Kenya
Najin and Fatu – seen here at the Ol Pejeta Conservancy in Nanyuki, Kenya along with a Southern White rhino – are the last two female Northern White rhinos in the world. There are no longer any males. Their species has been killed by poaching fuelled by the demand for rhino horn.
The last male, a 45-year-year-old named Sudan, gained fame in 2017 with his listing as “The Most Eligible Bachelor in the World” on the Tinder dating app in a fundraising effort. He died in March 2018 – euthanised after age-related complications.
The matter of the eggs
Vets successfully harvested eggs from Najin and Fatu at the conservancy last week Thursday (22nd August 2019), raising hopes scientists may save the species from extinction. Now the international team working on the project in Italy says it has successfully fertilized the eggs with frozen semen extracted from Sudan and one other male before they died. It’s an experimental procedure which has taken a long time to develop and perfect.
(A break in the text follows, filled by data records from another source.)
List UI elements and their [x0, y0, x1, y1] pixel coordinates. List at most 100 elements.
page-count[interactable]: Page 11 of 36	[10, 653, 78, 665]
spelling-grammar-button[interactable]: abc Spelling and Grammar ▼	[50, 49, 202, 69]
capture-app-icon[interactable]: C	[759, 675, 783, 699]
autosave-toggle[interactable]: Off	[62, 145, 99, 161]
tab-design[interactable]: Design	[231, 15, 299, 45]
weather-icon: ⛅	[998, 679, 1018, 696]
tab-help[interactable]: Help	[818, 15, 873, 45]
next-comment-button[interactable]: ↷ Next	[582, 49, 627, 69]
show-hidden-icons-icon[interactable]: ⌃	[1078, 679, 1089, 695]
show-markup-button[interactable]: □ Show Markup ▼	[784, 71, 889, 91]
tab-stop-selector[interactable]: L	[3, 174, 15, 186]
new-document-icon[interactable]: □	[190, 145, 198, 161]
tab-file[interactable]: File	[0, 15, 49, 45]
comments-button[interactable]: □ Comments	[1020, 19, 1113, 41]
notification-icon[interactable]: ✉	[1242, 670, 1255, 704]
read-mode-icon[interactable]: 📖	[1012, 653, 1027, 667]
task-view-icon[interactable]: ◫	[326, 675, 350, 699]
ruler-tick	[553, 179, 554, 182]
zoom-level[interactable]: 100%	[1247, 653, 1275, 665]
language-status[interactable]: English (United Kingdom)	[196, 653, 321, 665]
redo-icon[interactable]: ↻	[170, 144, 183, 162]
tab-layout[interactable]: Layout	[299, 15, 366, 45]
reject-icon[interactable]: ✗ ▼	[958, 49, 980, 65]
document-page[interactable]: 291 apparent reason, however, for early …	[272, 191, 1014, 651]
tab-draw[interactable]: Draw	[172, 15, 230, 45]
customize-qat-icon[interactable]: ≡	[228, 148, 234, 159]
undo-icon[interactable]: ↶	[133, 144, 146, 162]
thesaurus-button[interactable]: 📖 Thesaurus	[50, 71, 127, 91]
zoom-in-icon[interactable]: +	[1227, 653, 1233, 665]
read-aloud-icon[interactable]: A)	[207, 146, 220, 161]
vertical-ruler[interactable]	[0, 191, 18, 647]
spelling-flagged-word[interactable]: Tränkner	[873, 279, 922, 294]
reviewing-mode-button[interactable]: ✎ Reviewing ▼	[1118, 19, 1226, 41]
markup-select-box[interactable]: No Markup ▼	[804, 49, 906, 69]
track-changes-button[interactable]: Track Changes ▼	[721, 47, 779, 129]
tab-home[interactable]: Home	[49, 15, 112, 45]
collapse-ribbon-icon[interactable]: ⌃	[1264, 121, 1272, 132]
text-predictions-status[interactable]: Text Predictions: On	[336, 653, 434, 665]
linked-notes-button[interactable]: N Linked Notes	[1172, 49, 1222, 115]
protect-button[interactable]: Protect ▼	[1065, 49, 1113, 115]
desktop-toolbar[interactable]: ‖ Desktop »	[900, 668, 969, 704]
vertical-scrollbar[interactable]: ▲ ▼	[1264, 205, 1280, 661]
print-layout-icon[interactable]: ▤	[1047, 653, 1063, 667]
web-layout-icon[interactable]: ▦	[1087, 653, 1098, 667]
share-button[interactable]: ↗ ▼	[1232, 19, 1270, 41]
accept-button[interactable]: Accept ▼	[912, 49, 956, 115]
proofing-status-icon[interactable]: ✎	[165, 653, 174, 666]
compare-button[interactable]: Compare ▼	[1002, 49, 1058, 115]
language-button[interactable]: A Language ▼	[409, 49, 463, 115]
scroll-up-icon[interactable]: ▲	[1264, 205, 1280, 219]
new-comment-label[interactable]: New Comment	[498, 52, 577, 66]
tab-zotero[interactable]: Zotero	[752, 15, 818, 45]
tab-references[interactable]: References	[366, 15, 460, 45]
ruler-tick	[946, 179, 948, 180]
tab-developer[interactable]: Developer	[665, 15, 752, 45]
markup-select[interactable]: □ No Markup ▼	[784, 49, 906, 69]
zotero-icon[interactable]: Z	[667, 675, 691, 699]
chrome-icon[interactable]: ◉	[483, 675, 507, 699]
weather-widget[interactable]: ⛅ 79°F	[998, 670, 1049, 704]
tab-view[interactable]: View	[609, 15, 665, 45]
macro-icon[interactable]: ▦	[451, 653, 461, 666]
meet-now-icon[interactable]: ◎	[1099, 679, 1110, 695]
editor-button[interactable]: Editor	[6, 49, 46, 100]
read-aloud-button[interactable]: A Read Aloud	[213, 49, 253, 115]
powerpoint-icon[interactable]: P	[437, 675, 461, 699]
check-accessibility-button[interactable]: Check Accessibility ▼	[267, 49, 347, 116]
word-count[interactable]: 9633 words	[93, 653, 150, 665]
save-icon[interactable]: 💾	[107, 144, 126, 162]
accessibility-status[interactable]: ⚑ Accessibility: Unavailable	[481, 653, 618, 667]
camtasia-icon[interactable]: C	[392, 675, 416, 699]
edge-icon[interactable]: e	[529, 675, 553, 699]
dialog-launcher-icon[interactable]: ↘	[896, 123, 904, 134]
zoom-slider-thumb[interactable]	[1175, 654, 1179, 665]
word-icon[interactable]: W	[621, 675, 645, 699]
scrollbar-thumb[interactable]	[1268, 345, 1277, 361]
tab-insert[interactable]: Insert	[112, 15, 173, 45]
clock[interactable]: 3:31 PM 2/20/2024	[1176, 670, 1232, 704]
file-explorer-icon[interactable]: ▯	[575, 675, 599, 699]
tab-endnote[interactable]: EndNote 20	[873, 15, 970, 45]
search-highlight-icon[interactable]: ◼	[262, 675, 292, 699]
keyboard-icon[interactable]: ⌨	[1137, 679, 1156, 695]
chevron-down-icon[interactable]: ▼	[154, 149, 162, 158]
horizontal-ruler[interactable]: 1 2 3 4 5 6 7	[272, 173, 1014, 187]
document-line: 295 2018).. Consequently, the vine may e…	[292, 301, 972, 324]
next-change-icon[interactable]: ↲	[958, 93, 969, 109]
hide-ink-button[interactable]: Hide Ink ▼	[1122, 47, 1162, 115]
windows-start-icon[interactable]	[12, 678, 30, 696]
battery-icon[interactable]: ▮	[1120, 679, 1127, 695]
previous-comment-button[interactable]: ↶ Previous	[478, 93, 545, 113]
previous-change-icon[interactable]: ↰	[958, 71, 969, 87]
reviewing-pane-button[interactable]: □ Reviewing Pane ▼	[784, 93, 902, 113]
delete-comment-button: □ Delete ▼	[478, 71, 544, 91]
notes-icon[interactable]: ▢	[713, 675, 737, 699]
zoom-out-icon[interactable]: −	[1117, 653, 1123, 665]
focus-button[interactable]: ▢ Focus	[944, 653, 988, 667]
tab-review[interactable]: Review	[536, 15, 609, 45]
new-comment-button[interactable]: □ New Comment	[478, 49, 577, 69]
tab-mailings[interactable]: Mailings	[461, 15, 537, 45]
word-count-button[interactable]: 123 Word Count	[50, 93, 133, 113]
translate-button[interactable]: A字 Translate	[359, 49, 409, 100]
“The procedure we did is the only hope to rescue the northern white rhino because all other procedures we developed before like artificial insemination doesn’t work in this species. So the only chance is harvest eggs, fertilise them in vitro, produce and embryo, and bring it back into the female,” says Dr. Frank Goeritz, Head Veterinarian at the Leibniz Institute for Zoo and Wildlife Research
The announcement Monday (26th August 2019) was the result of work by European zoos who have been developing procedures for the extraction of the eggs for implanting into a surrogate white female rhino.
Rhino’s unable to carry pregnancy
Neither Najin and Fatu is able to carry a calf, one has lesions in her uterus and the other has weak legs which would endanger any pregnancy.
Their eggs have now been harvested and fertilised, but it will be about 9 days before it’s known whether the eggs have become embryos.
“When we get 2 embryos out of these 10 eggs, it would be a big breakthrough. And then we have to transfer the embryo, which will be preserved in liquid nitrogen, for later embryo transfer,” says Goeritz.
“When we have shown in the Southern White rhino that the embryo transfer is working well, then we will use this embryos and come back here to Kenya and we find surrogate mothers in the southern white rhinos here to do an embryo transfer and hopefully 16 months later a live calf will be born here on the ground.”
Fertilizing the eggs
Last year scientists succeeded in creating hybrid embryos using frozen Northern White rhino sperm and eggs from a Southern White rhino, a closely related sub-species. Now they are working on how to implant the embryos into a surrogate mother to bring them to term, and once they’ve mastered that, they can create purebred Northern White rhino embryos that would be carried by a southern white.
“In its own way it’s a great deal. The fact that we will be, we won’t be the last people to take care of this animals, is of very great importance and that is what will be rewarding for us to see young ones that are promising of a future of these animals and that the future generation will also get a chance to see this northern white rhinos and that we won’t be the last people to take care of them,” says James Mwenda, a rhino keeper at Ol Pejeta conservancy
The ultimate goal is to create a herd of at least five animals that could be returned to their natural habit in Africa. That could take decades.
“It is very obvious that the concept of evolution did not fail on this species. It’s human beings impact which brought this species to extinction, and therefore it is our responsibility as human beings to counteract this. And third I think as a scientists we are generating so many informations, so many knowledge which will help in the future other species which are endangered right now,” says Goeritz.
Poaching menance
Decades of poaching have all but wiped out the Northern White rhino’s numbers. Southern White rhinos and the Black rhino are also prey for poachers, the former being listed as Near Threatened on the IUCN (International Union for Conservation of Nature) Red List of Threatened Species, with the latter Critically Endangered.
“For the northern white rhino, science is the answer. We have gotten to a point where there is only two left, there is no other way unfortunately. But can that be a lesson for the world? Can that be a lesson for the other species that are going extinct?” says Elodie Sampere, Communications Manager at the conservancy.
“I will just want to call upon us to realise why it is important to protect these animals before we come to as close as we are to the near extinction of these two rhinos, and I hope we can see it before it comes to such a close because these are just the red light warnings of what is happening to many more species some which we can’t see. These are just big animals that we can’t avoid to see, but extinction happens to so many other species that suffer without our notice, so it’s a call to action for us to continue protecting the animals that we have before it’s too late,” says Mwenda.
The Northern White rhino is on the verge of extinction, but this latest turn in its story raises further hopes that the species will survive.
The efforts to save the Northern White are being led by the Leibniz Institute for Zoo and Wildlife Research in Berlin, Germany, Avantea biotechnology research and animal reproduction lab in Cremona, Italy, Dvur Kralove Zoo in the Czech Republic, the Ol Pejeta Conservancy and the Kenya Wildlife Service.